Every module is in fact a plug-in. SNAP comprises a dedicated plug-in management which allows for dynamic module loading and unloading at runtime. Users can install new extension modules or update installed ones from either a local module file or the remote Sentinel Toolbox module repository. The Sentinel Toolbox also uses the dynamic module management to update its system framework modules from the remote module repository.

A prominent example in the Sentinel Toolbox and many other extensible software is the definition of an extension point that allows to plug-in new or alternative data readers which generate a common in-memory representation of a given data model. In SNAP, a reader is defined by an abstract interface which allows to create a PDM instance from a given data source locator (universal resource locator, URL). Another module may use data access functions of the PDM but it doesn’t need to care about which reader is used to actually read the data from the data source. The reader interface abstracts from any implementation details and also data source details such as the data location or the data formats used. In the following, we further explain various extension points in SNAP.

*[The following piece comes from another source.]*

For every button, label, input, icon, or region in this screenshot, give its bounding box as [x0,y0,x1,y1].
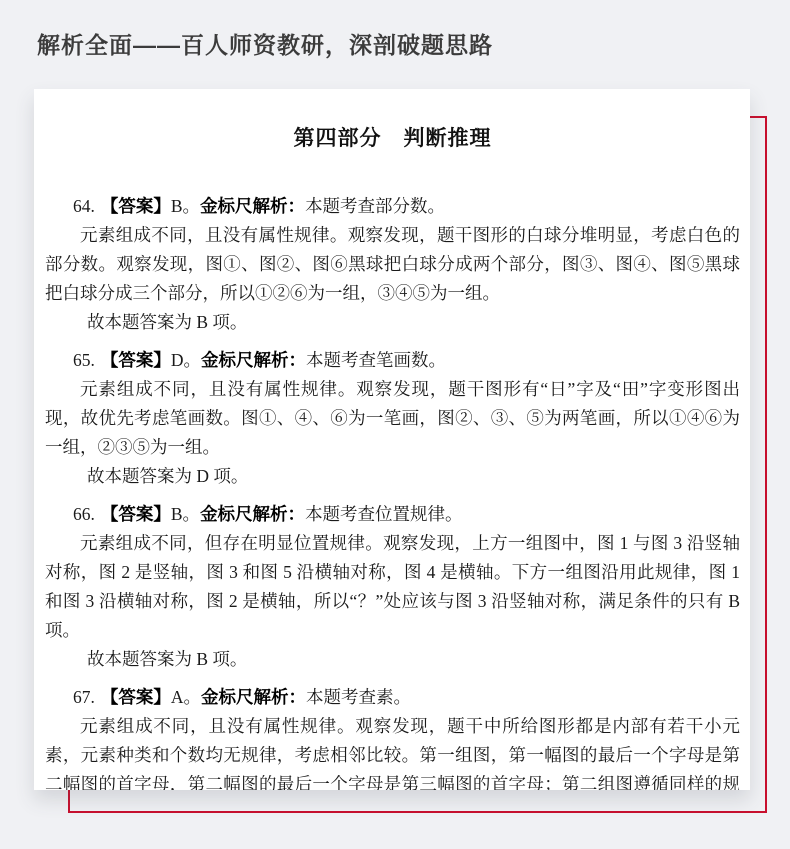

Another important advantage of such fine-grained modularisation is that the software can be split into modules that implement a graphical user interface (GUI) and others that provide the actual functionality. Such responsibility separation is important for at least two reasons:

  1. The Sentinel Toolbox is used in a “headless” server environment, where a desktop Graphical User Interface is neither required nor available. In this case, GUI modules don’t need to be deployed into the server environment at all.
  2. The Sentinel Toolbox can be extended to offer alternative GUIs

Both cases indicate that the data, logic, and presentation modules must never depend on certain GUI-providing modules and thus shall not know anything about a related GUI implementation. In SNAP, the separation between GUI- and non GUI-code is acted out to the point that they are situated in different projects: SNAP Desktop (which contains the GUI code) and SNAP Engine (which contains the functionality). In external projects, which do not make the separation, it has become good practice to create separate modules for ui and non-ui code. Note that the GUI is dependent on the Engine, but not the other way round.

Users of the Sentinel Toolbox can decide if they want to also install the Sentinel-1, -2, or -3 Toolbox or any combination of them, because the individual toolboxes are actually sets of modules which can be dynamically plugged into SNAP.